VANYA 42e rue, Louis Malle 1994, Andre Gregory, Julianne Moore (theatre)@@ ()
New York, sur la 42e rue. Une troupe de comédiens s'est donné rendez-vous devant le New Amsterdam, un gigantesque théâtre désaffecté. Quelques notes de jazz, des retrouvailles : ils viennent y répéter "Oncle Vania", célèbre pièce d'Anton Tchekhov, sous la direction d'André Gregory, grand metteur en scène. On ne s'aperçoit de rien, mais la vie rapidement se mêle au théâtre, dans une oeuvre de maturité sur la création et le temps qui passe.
TELERAMA
Si le théâtre filmé a rarement bonne presse, quelques cinéastes ont su faire mentir les conventions. Ainsi de Louis Malle, qui réalise avec cette adaptation d’Oncle Vania un de ses chefs-d’œuvre. La pièce de Tchekhov est simple : au milieu de la campagne russe, le poison de la vie qu’on n’a pas eue s’est infiltré dans l’esprit d’Ivan, jaloux de son beau-frère autrefois admiré. Plane aussi la tristesse des amours déçues d’Astrov, de Sonia et d’Elena. Quelques derniers pas de danse, avec pour seul remède à la vanité un ballet de petites cruautés orgueilleuses, de regrets et de sanglots.

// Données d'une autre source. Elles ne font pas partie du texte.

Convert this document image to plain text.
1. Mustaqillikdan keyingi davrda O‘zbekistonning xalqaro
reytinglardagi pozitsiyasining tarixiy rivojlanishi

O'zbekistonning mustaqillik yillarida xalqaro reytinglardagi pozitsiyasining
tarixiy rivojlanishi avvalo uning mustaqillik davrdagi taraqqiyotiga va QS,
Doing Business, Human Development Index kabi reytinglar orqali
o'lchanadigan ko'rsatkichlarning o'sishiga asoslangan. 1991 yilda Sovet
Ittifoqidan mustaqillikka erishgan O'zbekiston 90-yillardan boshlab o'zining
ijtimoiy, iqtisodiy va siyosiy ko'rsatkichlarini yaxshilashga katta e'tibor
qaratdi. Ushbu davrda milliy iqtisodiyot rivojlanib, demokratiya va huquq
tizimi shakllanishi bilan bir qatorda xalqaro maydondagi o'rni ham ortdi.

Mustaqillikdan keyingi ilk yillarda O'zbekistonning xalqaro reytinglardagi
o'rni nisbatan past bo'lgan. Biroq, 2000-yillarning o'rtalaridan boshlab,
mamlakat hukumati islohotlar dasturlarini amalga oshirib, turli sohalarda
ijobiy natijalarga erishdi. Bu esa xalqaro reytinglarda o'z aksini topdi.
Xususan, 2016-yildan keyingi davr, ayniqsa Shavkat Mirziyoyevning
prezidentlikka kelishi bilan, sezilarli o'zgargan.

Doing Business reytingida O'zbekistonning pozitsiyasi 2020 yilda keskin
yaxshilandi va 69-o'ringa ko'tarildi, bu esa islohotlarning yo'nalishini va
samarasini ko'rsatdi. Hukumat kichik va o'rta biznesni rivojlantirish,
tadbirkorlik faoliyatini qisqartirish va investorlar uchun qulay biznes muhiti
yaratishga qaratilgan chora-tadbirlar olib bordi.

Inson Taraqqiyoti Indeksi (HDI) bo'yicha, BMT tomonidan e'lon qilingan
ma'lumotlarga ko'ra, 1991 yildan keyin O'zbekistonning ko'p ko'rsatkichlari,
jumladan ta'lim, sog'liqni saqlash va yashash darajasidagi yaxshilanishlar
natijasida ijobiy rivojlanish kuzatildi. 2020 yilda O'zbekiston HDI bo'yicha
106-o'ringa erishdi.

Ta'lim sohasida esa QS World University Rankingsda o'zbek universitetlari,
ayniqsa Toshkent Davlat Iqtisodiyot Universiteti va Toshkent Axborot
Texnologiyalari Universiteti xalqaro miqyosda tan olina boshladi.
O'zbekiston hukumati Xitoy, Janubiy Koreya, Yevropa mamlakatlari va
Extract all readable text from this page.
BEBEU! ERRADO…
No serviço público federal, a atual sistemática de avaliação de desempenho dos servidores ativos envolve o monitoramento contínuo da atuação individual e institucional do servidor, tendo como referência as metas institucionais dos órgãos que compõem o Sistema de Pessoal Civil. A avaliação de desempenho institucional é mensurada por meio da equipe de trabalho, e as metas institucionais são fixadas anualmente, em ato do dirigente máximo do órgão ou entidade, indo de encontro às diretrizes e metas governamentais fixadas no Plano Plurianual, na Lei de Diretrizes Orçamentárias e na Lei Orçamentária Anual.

Quelle plus belle conclusion pour Louis Malle que cette ultime adaptation ? L’écrivain russe et le cinéaste français partageaient la même ironie du désespoir et une défiance certaine envers la bourgeoisie. L’intuition géniale ? Avoir déplacé l’intrigue au cœur de Manhattan dans le vide d’un théâtre abandonné, le New Amsterdam. Avant sa rénovation, c’est un écrin aussi majestueux que vétuste, qui magnifie le faste et la déliquescence de ces notables de province au soir de leur vie. Et puis il y a la troupe, remarquable : Wallace Shawn, bien sûr, mais surtout Brooke Smith et Julianne Moore, bouleversantes en fausses rivales. Il faut dire que Louis Malle vient ici « capter » et magnifier la véritable expérience, un peu folle, du metteur en scène André Gregory (qui joue son propre rôle), la représentation consistant à répéter la pièce encore et encore avec les mêmes comédiens… pendant cinq ans ! Un de ces personnages en marge ou transgressifs qui ont toujours attiré le réalisateur du Feu follet (1963), mort un an après la sortie de Vanya, 42ᵉ Rue.